Born in London on September 3, 1925, Howard Guy Williams-Ashman earned his BA from the University of Cambridge in 1946 and his PhD in biochemistry from the University of London in 1949. He came to the University of Chicago in 1950 as a Schwimmer Fellow in Cancer Research in the Ben May Laboratory for Cancer Research. Williams-Ashman worked with the lab's founder and director, Charles Huggins, MD, who would win the Nobel Prize in 1966 for his work on the relationship between sex hormones and cancer. Huggins, a urologic surgeon, had a powerful influence on Williams-Ashman, who devoted his career to the study of sex hormones and the male reproductive tract.

He joined the faculty in 1953 as an assistant professor in the Ben May Laboratory and in the department of biochemistry, rising through the ranks to become a professor in 1964. He then left for five years, from 1964 to 1969, to serve as director of the Brady Laboratory for Reproductive Physiology at Johns Hopkins, where he continued to study the biochemistry and physiology of the male reproductive tract and mechanisms of hormone action. In 1969, however, Elwood Jensen, who took over as director of the Ben May Laboratory after Huggins, recruited him back to the University of Chicago. Williams-Ashman stayed at the University for the rest of his career, serving as interim director of the Ben May from 1983 to 1986 and becoming a professor emeritus in 1991.

Williams-Ashman was a prolific researcher throughout his career, publishing more than 170 scientific papers. He won several honors, including election as a fellow of the American Academy of Arts and Sciences (AAAS) in 1974. The AAAS granted him the Amory Prize in reproductive biology in 1975. He also received the Premio Internationale La Madonnina per le Science Mediche in 1983.

He was a member of the editorial board of several scientific journals, serving as associate editor of Cancer Research and of the Biology of Reproduction.
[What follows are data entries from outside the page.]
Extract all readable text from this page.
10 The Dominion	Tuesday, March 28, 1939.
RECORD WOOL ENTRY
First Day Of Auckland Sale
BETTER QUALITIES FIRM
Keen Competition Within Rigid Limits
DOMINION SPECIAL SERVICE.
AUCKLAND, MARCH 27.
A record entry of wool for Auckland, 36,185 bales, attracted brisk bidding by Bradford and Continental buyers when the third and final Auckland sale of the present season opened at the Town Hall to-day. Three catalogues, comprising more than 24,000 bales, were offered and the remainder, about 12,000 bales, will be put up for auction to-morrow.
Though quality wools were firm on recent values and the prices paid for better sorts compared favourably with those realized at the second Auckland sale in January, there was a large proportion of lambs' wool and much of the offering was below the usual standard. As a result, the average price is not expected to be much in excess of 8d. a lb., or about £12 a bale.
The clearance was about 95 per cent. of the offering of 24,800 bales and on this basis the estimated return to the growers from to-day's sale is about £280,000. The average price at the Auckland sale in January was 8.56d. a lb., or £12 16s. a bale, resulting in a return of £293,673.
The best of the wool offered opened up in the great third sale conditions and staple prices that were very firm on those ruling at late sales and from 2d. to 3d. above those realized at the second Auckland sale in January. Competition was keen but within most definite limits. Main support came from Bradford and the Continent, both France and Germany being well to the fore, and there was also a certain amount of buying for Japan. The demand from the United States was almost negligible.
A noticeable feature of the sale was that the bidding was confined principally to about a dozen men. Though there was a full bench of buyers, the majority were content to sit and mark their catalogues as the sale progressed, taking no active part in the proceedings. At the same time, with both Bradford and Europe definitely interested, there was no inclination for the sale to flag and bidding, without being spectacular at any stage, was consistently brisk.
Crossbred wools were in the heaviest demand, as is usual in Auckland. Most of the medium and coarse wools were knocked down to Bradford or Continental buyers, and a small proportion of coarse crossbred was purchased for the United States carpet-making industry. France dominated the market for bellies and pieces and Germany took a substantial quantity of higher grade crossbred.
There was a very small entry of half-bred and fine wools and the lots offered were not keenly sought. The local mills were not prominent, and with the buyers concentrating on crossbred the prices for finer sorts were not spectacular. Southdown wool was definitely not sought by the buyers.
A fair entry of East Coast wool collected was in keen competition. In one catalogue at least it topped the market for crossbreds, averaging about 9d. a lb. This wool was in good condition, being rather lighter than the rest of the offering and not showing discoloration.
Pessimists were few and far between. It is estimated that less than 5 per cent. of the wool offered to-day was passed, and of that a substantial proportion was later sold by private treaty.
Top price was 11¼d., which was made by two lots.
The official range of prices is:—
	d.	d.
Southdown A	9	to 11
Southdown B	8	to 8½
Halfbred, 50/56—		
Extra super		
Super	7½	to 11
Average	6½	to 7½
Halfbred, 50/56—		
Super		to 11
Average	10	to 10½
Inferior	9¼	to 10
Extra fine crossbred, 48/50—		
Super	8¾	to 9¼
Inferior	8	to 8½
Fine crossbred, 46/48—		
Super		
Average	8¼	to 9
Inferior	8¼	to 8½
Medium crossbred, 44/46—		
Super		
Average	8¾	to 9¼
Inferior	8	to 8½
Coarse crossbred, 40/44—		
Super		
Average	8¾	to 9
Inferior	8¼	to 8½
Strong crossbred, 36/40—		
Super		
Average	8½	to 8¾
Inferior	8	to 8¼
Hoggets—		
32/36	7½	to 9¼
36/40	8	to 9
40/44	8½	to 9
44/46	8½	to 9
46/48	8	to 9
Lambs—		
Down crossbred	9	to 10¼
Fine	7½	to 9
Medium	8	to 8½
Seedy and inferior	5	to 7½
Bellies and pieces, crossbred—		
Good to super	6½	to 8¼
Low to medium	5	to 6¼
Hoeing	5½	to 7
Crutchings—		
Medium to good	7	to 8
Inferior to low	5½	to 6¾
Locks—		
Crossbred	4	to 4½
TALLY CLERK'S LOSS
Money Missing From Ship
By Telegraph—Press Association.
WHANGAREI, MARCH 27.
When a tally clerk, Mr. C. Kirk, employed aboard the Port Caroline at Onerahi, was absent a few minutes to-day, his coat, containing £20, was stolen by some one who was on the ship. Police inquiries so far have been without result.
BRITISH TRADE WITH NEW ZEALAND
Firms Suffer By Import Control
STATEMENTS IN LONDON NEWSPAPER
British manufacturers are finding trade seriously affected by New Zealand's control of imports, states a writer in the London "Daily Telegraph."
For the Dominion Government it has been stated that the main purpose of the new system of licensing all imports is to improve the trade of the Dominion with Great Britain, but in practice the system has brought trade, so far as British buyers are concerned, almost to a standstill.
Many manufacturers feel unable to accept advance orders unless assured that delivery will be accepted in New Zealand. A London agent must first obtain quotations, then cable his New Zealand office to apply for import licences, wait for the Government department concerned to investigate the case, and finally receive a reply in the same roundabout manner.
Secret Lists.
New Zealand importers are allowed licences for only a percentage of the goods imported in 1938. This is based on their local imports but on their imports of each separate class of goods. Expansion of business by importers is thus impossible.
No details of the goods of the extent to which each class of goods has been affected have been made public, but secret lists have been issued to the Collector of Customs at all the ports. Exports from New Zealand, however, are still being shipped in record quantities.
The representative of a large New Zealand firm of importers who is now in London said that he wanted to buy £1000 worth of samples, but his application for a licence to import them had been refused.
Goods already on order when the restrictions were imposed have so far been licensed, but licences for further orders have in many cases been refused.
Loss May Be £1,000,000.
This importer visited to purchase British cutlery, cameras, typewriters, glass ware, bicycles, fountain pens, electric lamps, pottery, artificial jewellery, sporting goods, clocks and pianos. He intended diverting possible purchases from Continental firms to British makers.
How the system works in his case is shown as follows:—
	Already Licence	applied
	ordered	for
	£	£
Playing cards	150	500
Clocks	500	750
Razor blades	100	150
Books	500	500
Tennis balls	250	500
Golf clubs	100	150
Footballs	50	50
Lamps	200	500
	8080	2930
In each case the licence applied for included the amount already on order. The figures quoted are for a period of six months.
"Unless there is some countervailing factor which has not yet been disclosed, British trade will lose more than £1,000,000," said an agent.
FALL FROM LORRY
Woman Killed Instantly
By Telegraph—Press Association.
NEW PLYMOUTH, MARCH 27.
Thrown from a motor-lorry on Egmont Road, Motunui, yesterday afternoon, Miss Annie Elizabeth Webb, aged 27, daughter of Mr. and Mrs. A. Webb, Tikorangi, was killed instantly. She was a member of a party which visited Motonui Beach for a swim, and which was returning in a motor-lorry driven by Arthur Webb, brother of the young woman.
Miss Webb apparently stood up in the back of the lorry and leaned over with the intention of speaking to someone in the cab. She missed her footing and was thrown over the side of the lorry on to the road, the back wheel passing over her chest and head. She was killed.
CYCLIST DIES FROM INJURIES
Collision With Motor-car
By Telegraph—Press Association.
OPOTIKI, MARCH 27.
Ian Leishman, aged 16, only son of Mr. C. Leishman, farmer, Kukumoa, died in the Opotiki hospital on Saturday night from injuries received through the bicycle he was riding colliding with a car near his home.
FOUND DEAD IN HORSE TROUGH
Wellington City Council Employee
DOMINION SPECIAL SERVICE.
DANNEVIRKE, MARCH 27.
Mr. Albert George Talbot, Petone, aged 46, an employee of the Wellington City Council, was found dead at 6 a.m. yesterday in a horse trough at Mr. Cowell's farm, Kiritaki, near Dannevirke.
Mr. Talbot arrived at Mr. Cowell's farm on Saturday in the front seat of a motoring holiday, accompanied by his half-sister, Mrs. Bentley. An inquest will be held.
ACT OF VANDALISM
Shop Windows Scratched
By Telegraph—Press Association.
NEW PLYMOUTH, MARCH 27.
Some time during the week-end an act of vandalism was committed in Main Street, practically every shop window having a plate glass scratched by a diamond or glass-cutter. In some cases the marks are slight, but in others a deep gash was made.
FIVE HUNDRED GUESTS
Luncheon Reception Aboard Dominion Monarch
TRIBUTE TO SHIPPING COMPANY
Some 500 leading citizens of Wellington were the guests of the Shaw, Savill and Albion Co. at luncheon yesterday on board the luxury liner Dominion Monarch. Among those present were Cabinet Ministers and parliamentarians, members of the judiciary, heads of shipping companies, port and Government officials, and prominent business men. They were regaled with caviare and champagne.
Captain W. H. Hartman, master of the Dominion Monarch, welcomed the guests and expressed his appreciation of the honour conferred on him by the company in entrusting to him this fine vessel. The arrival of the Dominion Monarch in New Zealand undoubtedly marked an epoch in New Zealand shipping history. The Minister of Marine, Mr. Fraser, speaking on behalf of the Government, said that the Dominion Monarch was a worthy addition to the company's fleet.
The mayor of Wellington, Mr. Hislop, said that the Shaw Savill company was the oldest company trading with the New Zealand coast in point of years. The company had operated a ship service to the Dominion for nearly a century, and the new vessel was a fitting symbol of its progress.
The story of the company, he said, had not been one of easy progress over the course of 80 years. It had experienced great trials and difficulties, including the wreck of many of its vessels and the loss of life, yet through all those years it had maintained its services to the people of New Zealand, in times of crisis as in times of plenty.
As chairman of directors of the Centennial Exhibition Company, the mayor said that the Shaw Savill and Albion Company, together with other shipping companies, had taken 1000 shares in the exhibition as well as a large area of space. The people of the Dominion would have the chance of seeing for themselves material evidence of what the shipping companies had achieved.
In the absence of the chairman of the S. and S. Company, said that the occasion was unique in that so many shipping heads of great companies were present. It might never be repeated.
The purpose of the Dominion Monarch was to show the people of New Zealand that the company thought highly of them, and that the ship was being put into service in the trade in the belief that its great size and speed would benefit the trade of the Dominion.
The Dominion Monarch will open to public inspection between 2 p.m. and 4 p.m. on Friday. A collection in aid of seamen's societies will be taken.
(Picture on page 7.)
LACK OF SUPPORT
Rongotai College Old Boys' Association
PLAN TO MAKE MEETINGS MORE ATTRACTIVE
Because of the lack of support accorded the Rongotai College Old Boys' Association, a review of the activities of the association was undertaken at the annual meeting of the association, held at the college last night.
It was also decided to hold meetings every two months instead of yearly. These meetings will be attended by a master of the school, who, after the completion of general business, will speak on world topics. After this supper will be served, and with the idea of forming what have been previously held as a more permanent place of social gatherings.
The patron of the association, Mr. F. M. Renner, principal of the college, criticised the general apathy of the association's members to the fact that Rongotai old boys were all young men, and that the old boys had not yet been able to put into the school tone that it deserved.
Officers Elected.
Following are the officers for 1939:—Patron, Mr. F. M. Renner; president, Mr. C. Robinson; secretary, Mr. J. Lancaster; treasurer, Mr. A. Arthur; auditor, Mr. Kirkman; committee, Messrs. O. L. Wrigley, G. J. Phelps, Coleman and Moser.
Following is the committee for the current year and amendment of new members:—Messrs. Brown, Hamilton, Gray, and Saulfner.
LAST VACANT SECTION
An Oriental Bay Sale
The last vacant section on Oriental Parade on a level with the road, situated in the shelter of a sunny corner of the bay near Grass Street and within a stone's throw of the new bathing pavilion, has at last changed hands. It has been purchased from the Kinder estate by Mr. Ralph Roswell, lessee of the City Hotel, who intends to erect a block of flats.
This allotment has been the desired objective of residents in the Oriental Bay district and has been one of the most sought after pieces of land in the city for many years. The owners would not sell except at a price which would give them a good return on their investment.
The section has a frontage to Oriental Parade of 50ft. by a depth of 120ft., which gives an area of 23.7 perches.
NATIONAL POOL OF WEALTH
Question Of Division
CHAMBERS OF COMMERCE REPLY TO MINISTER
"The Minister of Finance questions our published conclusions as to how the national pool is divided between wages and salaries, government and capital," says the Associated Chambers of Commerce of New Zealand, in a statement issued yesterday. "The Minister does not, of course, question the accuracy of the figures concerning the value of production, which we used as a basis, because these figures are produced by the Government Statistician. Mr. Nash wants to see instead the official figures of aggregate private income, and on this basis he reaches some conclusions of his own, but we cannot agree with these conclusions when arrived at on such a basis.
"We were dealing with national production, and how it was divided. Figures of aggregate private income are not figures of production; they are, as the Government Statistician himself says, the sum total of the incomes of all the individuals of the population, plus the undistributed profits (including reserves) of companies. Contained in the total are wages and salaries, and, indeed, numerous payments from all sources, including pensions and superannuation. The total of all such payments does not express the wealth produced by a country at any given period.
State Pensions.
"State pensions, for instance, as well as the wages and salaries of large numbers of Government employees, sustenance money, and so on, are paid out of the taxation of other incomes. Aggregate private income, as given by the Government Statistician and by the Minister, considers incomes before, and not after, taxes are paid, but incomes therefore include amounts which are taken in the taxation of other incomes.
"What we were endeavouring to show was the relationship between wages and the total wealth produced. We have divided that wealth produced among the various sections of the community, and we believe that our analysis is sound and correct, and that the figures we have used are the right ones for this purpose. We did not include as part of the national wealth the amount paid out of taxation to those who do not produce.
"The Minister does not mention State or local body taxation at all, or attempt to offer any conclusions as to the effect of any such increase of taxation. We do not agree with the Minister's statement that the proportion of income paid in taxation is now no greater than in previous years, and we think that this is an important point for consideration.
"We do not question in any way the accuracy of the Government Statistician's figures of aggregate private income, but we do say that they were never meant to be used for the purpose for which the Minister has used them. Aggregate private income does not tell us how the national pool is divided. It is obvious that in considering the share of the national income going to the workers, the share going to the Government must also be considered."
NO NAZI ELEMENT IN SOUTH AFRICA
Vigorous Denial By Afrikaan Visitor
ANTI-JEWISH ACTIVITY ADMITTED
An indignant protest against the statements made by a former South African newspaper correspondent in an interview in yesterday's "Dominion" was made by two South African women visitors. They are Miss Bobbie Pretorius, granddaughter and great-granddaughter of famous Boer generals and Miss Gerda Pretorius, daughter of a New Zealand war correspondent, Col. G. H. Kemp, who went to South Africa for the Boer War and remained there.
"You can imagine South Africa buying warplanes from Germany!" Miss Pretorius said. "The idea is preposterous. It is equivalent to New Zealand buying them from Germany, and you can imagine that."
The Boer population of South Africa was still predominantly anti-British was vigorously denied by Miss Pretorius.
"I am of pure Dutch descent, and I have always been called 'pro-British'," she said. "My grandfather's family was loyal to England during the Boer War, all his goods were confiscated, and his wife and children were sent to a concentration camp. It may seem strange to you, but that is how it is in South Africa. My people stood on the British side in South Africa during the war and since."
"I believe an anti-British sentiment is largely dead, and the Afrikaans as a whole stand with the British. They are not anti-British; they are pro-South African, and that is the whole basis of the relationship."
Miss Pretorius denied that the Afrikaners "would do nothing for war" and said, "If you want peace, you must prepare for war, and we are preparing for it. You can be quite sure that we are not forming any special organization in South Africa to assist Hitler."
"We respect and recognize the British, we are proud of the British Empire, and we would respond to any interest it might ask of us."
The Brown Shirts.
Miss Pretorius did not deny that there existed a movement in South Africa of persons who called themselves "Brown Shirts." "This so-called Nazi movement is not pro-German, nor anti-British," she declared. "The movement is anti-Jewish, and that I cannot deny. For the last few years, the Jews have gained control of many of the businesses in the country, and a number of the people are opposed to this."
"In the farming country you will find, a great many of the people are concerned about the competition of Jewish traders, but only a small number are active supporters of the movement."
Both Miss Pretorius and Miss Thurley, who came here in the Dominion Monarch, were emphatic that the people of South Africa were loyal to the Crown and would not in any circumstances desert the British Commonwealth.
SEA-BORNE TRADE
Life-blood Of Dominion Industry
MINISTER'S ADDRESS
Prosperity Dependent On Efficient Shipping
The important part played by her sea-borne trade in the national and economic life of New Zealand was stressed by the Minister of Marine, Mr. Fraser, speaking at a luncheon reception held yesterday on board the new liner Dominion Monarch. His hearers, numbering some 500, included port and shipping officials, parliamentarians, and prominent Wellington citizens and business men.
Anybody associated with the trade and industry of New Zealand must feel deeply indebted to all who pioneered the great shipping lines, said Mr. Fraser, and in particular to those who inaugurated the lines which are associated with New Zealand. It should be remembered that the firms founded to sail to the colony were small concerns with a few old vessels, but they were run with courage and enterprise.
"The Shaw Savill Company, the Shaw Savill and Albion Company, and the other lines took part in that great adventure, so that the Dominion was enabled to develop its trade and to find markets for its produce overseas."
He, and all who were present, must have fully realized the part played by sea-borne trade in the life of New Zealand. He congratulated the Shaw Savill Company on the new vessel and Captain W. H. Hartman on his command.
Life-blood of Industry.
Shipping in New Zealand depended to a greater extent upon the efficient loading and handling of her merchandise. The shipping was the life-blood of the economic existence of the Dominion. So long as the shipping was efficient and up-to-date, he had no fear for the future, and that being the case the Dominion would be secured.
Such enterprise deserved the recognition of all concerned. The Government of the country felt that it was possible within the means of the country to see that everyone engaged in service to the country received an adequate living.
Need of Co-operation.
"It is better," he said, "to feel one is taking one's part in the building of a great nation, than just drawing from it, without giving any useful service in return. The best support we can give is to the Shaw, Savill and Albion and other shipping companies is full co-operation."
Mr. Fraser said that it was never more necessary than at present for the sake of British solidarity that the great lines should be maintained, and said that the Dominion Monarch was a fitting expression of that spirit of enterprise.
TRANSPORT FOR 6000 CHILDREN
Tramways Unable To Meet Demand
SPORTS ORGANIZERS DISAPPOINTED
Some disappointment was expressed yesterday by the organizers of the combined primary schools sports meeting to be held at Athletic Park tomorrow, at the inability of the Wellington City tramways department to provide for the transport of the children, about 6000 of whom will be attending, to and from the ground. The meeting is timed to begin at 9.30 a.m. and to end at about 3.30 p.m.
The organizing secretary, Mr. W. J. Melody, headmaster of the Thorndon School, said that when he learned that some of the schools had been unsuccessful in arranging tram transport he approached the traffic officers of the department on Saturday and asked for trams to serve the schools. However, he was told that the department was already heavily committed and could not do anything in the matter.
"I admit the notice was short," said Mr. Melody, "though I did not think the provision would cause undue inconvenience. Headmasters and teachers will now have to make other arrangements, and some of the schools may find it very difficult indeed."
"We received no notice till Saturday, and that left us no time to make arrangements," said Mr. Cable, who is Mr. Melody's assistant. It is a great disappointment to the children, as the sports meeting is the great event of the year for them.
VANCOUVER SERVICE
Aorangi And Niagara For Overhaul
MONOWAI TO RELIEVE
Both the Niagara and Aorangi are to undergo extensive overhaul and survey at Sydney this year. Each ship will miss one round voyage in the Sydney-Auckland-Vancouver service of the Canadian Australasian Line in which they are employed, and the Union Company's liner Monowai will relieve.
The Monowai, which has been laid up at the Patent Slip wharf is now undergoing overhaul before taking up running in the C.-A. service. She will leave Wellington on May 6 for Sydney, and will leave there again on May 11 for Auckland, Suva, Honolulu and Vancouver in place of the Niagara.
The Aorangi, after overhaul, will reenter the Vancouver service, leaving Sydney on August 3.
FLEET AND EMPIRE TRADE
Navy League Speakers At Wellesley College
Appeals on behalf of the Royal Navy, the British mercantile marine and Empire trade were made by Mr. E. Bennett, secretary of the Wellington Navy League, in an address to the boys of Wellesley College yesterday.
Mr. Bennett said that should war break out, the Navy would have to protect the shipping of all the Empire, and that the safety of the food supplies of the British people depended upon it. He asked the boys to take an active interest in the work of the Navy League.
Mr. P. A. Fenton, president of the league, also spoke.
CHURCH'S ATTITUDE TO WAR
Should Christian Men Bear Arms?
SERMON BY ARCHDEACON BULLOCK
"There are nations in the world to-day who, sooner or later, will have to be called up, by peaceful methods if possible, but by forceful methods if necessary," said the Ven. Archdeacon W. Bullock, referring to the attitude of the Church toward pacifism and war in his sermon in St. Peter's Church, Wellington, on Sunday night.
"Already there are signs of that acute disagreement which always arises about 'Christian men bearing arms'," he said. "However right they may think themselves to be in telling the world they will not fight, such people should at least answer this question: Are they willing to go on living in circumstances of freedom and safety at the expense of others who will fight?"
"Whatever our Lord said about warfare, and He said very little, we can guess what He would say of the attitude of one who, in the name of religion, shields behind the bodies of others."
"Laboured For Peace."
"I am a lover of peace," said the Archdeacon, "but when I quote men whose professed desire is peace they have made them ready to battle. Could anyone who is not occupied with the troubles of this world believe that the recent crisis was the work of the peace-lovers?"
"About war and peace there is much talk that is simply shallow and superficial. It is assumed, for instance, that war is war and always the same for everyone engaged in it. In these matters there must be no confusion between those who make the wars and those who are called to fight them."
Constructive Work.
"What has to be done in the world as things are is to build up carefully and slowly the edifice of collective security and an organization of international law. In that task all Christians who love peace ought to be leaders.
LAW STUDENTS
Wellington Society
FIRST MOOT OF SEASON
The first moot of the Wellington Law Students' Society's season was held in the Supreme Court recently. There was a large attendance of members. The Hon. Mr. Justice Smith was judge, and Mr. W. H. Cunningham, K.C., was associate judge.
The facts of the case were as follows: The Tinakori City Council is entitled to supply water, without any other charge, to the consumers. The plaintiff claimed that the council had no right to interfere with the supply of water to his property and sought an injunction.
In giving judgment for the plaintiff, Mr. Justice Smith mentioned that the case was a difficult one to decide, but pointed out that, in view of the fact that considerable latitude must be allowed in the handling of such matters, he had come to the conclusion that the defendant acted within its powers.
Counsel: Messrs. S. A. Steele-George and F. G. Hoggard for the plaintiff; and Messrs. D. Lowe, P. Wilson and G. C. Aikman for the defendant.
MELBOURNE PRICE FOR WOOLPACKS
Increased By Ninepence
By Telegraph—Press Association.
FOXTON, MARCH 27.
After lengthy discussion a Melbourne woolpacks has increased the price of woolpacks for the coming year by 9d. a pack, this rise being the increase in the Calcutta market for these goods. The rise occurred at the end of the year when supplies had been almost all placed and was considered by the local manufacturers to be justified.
He also served on national committees for the American Cancer Society, the American Academy of Arts and Sciences, and the National Institutes of Health.

Williams-Ashman was also known as a teacher of both undergraduates and advanced students, instilling in them his high standards of scientific rigor and insisting that they write readable papers. "His notions of scholarship went beyond the research to its presentation," said Talalay. "There was always something lovely about the way he wrote his papers and he passed that on to his students."

A resident of the University of Chicago's Hyde Park neighborhood, Williams-Ashman is survived by his wife Elisabeth, whom he met when they were in adjoining labs at the university, and their daughters Ann Lightfoot, 44, of South Lake, Texas; Charlotte Dick, 41, of Memphis, TN; Ginger Moore, 39, of Evanston, IL; and three grandsons and two granddaughters.

A memorial service at the University is being planned for the fall.